CRTC launches review of device financing plans – CRTC, Telecom & Journalism News

The Hurt Locker

 

 

The CRTC has launched a review of device financing plans to consider whether plans with terms longer than 24 months are compliant with the Wireless Code. The review follows a move by Bell Canada, Iristel, Rogers, and Telus to offer such plans. In particular, in cases where the device financing plan term is longer than the wireless service plan term, the commission is concerned with customers having to pay the remaining balance of their device financing plan immediately if they wish to change to a different service plan or service provider. The CRTC is seeking comments by Oct. 15.

The CRTC has ordered Bell not to suspend its roaming agreement with Videotron until the commission has reached a final decision on the issue. Bell Mobility maintains that too many Videtron customers are permanently roaming on its network and threatened to cut Videotron off if the situation wasn’t remedied within 30 days. The commission has concluded that “Considering that the Commission will make a definitive ruling on the service, the Commission is of the view that in the interim, consumer interests must prevail over Bell’s desire to implement its tariff as quickly as possible.”

CBC has released Q1 financial highlights for the quarter ended June 30. The public broadcaster reported revenue increases of 0.6% for the quarter, as subscription revenue growth on its digital platforms exceeded subscriber revenue declines on conventional discretionary channels. TV advertising revenue was slightly lower in the quarter. Ongoing expenses decreased by 0.6% this quarter, primarily due to changes in programming content and scheduling. Government funding for the quarter decreased by 2.6%, consistent with anticipated operating needs.

Carolyn Dunn

The News Photographers Association of Canada (NPAC) has expressed concern over a recent incident where CBC reporter Carolyn Dunn was initially denied entry into the U.S. to cover a colleague’s vacation leave in Washington, D.C. Dunn tweeted on Aug. 25 that she’d been refused entry based on Sections 212 (a) (7) (A) (i) (I) and advised by U.S. Customs and Border Protection that she would require a non-immigrant visa. In a release, NPAC vice-president Ryan McLeod called the incident “a disturbing trend.” “The members of the Canadian press have always had a mostly cordial relationship across borders. It doesn’t matter if it’s television/print/web, freelance or staff; citizens of Canada should not and do not require visas to enter the United States. While Ms. Carolyn Dunn was eventually allowed to board a flight into the United States, it speaks volumes about the current climate,” said McLeod.

Connect to Innovate funding of $889,523 has been announced to bring new or improved high-speed internet access to the New Brunswick communities of Rollingdam, Bonny River, Jemseg, McDonald Corner, Upper Hainesville and Davidson Lake.
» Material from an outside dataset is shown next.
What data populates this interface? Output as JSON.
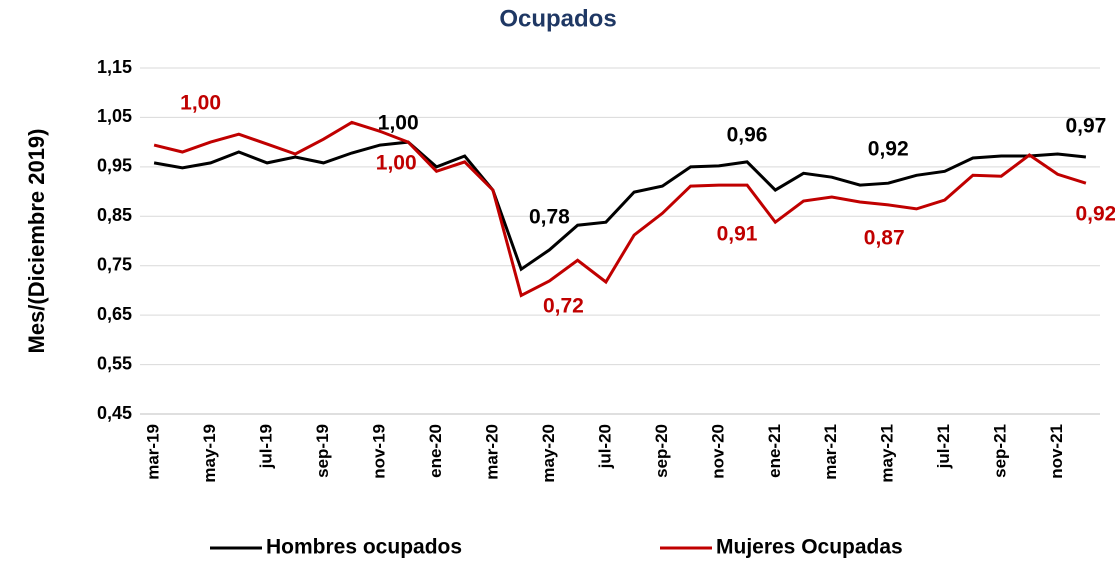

Of the $889,523 investment, $664,893 will come from the Connect to Innovate program; $67,300 from the Government of New Brunswick; and $157,330 from Bell Canada.
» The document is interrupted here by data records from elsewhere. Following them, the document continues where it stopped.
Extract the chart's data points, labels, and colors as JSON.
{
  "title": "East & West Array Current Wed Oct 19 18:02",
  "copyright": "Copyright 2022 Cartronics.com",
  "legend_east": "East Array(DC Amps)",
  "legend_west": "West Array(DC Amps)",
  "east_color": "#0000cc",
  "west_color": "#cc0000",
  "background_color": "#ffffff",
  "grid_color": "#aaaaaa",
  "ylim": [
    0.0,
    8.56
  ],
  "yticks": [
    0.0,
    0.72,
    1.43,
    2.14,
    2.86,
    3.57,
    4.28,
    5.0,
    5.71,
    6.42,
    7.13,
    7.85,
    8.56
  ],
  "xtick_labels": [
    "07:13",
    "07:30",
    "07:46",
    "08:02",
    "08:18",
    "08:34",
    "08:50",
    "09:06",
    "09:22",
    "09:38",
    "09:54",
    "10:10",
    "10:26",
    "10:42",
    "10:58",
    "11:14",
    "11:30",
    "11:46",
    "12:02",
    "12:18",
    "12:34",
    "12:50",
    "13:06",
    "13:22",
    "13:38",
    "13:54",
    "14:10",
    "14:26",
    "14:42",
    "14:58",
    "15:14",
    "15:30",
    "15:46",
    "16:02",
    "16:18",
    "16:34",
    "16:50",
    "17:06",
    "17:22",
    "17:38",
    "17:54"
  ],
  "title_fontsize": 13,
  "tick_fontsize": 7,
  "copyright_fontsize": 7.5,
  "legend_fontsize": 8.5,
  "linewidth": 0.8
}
The Jack Webster Foundation has added scholarships for Indigenous journalism students, presented by the B.C. Teachers’ Federation (BCTF), to its Student Journalism Awards program. $2,000 will be paid towards tuition, with up to two scholarships to be awarded this fall. Applications are now being accepted until Sept. 29. The new scholarship program joins the foundation’s existing awards which are open to all B.C. students enrolled in their final year of a journalism program. One $2,000 award is available to a worthy recipient from each of the following journalism programs in British Columbia: the British Columbia Institute of Technology (BCIT), Kwantlen Polytechnic University, Langara College, Thompson Rivers University, and the University of British Columbia (UBC). Find more info here.
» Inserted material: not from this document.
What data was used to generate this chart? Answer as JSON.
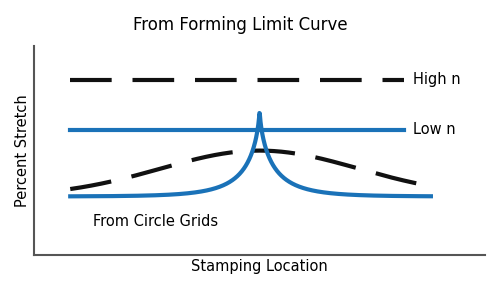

The Jim Pattison Broadcast Group (JPBG) has opened its 2019 Prairie Equity Scholarship competition aimed at broadcast students in the prairie provinces from underrepresented groups. The Equity Scholarship was instituted in 2009 to address the shortage of broadcasters from four groups; Aboriginal Peoples, Persons with Disabilities, Members of Visible Minorities, and Women. JPBG believes that by supporting the career development of these groups, the industry will access an untapped pool of potentially talented employees, encourage diverse viewpoints and backgrounds, enhance relationships with local communities, and broaden the advertiser and audience base. This year, two $2,000 awards will be made to residents of Alberta, Saskatchewan or Manitoba who, in 2019, are attending or planning to attend a recognized Broadcast program at a post-secondary institution in one of those provinces. The deadline for applications is Oct. 4th with the award to be announced in November.